DeleGator/src/enforcers/IncrementalIdEnforcer.sol:L19

event RevokedId(address indexed delegationManager, address delegator, uint256 id);

LimitedCallsEnforcer

K1. uint256(bytes32(_terms[:32])) can be simplified to uint256(bytes32(_terms)):

Since the length of terms is exactly 32 bytes, the expression uint256(bytes32(_terms[:32])) can be simplified to uint256(bytes32(_terms))

DeleGator/src/enforcers/LimitedCallsEnforcer.sol:L52

limit_ = uint256(bytes32(_terms[:32]));

(cf. IncrementalIdEnforcer and ValueLteEnforcer).

NonceEnforcer

L1. The delegator should be indexed in event UsedNonce:

DeleGator/src/enforcers/NonceEnforcer.sol:L20

event UsedNonce(address indexed sender, address delegator, uint256 nonce);

L2. uint256(bytes32(_terms[:32])) can be simplified touint256(bytes32(_terms)):

Since the length of terms is exactly 32 bytes, the expression uint256(bytes32(_terms[:32])) can be simplified to uint256(bytes32(_terms))

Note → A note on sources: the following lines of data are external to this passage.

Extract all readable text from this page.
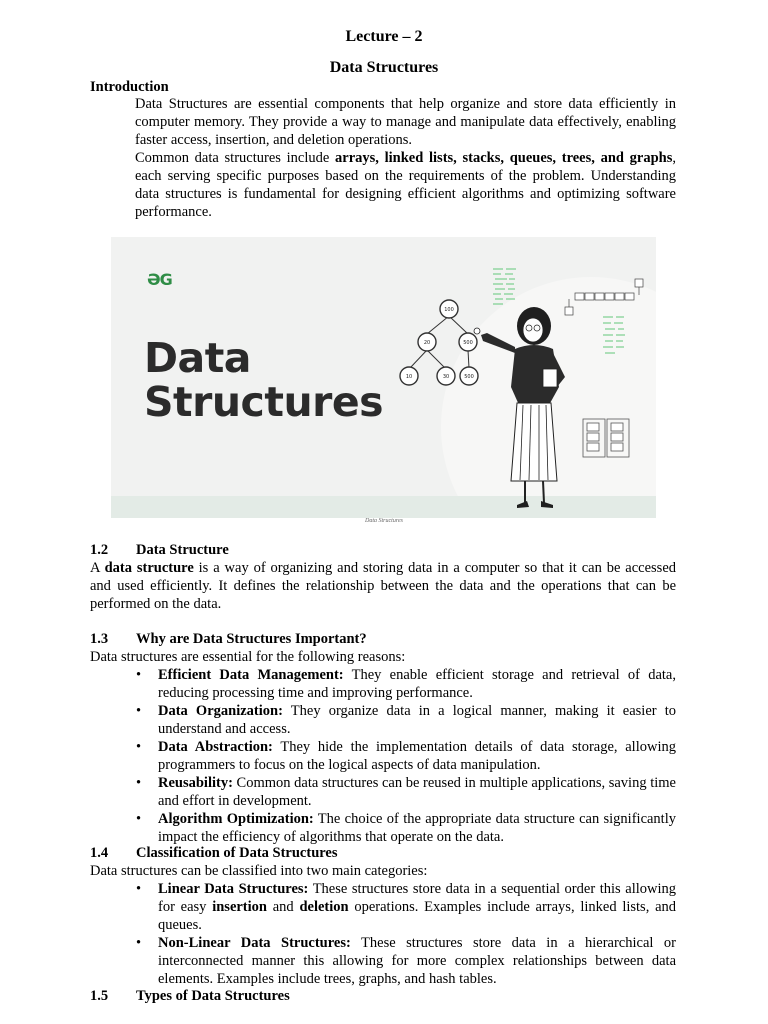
Lecture – 2
Data Structures
Introduction
Data Structures are essential components that help organize and store data efficiently in computer memory. They provide a way to manage and manipulate data effectively, enabling faster access, insertion, and deletion operations.
Common data structures include arrays, linked lists, stacks, queues, trees, and graphs, each serving specific purposes based on the requirements of the problem. Understanding data structures is fundamental for designing efficient algorithms and optimizing software performance.
ƏG
Data
Structures
100
20	500
10	30	500
Data Structures
1.2 Data Structure
A data structure is a way of organizing and storing data in a computer so that it can be accessed and used efficiently. It defines the relationship between the data and the operations that can be performed on the data.
1.3 Why are Data Structures Important?
Data structures are essential for the following reasons:
• Efficient Data Management: They enable efficient storage and retrieval of data, reducing processing time and improving performance.
• Data Organization: They organize data in a logical manner, making it easier to understand and access.
• Data Abstraction: They hide the implementation details of data storage, allowing programmers to focus on the logical aspects of data manipulation.
• Reusability: Common data structures can be reused in multiple applications, saving time and effort in development.
• Algorithm Optimization: The choice of the appropriate data structure can significantly impact the efficiency of algorithms that operate on the data.
1.4 Classification of Data Structures
Data structures can be classified into two main categories:
• Linear Data Structures: These structures store data in a sequential order this allowing for easy insertion and deletion operations. Examples include arrays, linked lists, and queues.
• Non-Linear Data Structures: These structures store data in a hierarchical or interconnected manner this allowing for more complex relationships between data elements. Examples include trees, graphs, and hash tables.
1.5 Types of Data Structures
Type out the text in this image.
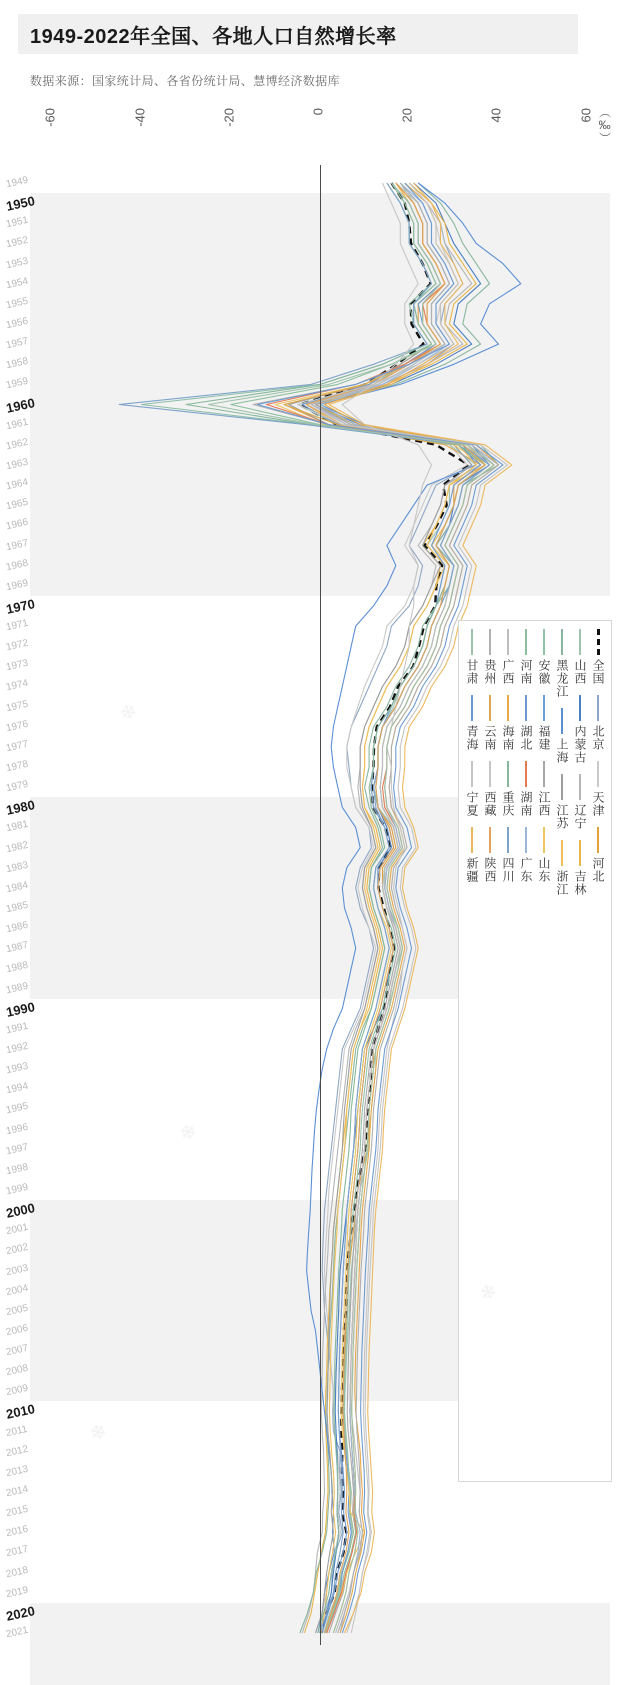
1949-2022年全国、各地人口自然增长率
数据来源：国家统计局、各省份统计局、慧博经济数据库
-60	-40	-20	0	20	40	60 （‰）
1949
1950
1951
1952
1953
1954
1955
1956
1957
1958
1959
1960
1961
1962
1963
1964
1965
1966
1967
1968
1969
1970
1971
1972
1973
1974
1975
1976
1977
1978
1979
1980
1981
1982
1983
1984
1985
1986
1987
1988
1989
1990
1991
1992
1993
1994
1995
1996
1997
1998
1999
2000
2001
2002
2003
2004
2005
2006
2007
2008
2009
2010
2011
2012
2013
2014
2015
2016
2017
2018
2019
2020
2021
全国
北京
天津
河北
山西
内蒙古
辽宁
吉林
黑龙江
上海
江苏
浙江
安徽
福建
江西
山东
河南
湖北
湖南
广东
广西
海南
重庆
四川
贵州
云南
西藏
陕西
甘肃
青海
宁夏
新疆
❄
❄
❄
❄
❄
❄
❄
❄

DeleGator/src/enforcers/NonceEnforcer.sol:L52

nonce_ = uint256(bytes32(_terms[:32]));

(cf. IncrementalIdEnforcer and ValueLteEnforcer).

L3. OpenZeppelin BitMap could be used:

Assuming the nonces (per delegation manager and delegator) are generally sequential, this enforcer could be made more efficient with an OpenZeppelin BitMap.

A. public functions that are not used internally should be external instead.

Exception: When a public function is overridden, it has to remain public, even if it’s not used internally.

B. There is no consistent pattern to determine which functions in a contract are marked as virtual and which are not.

We recommend making deliberate and consistent decisions regarding the use of virtual functions.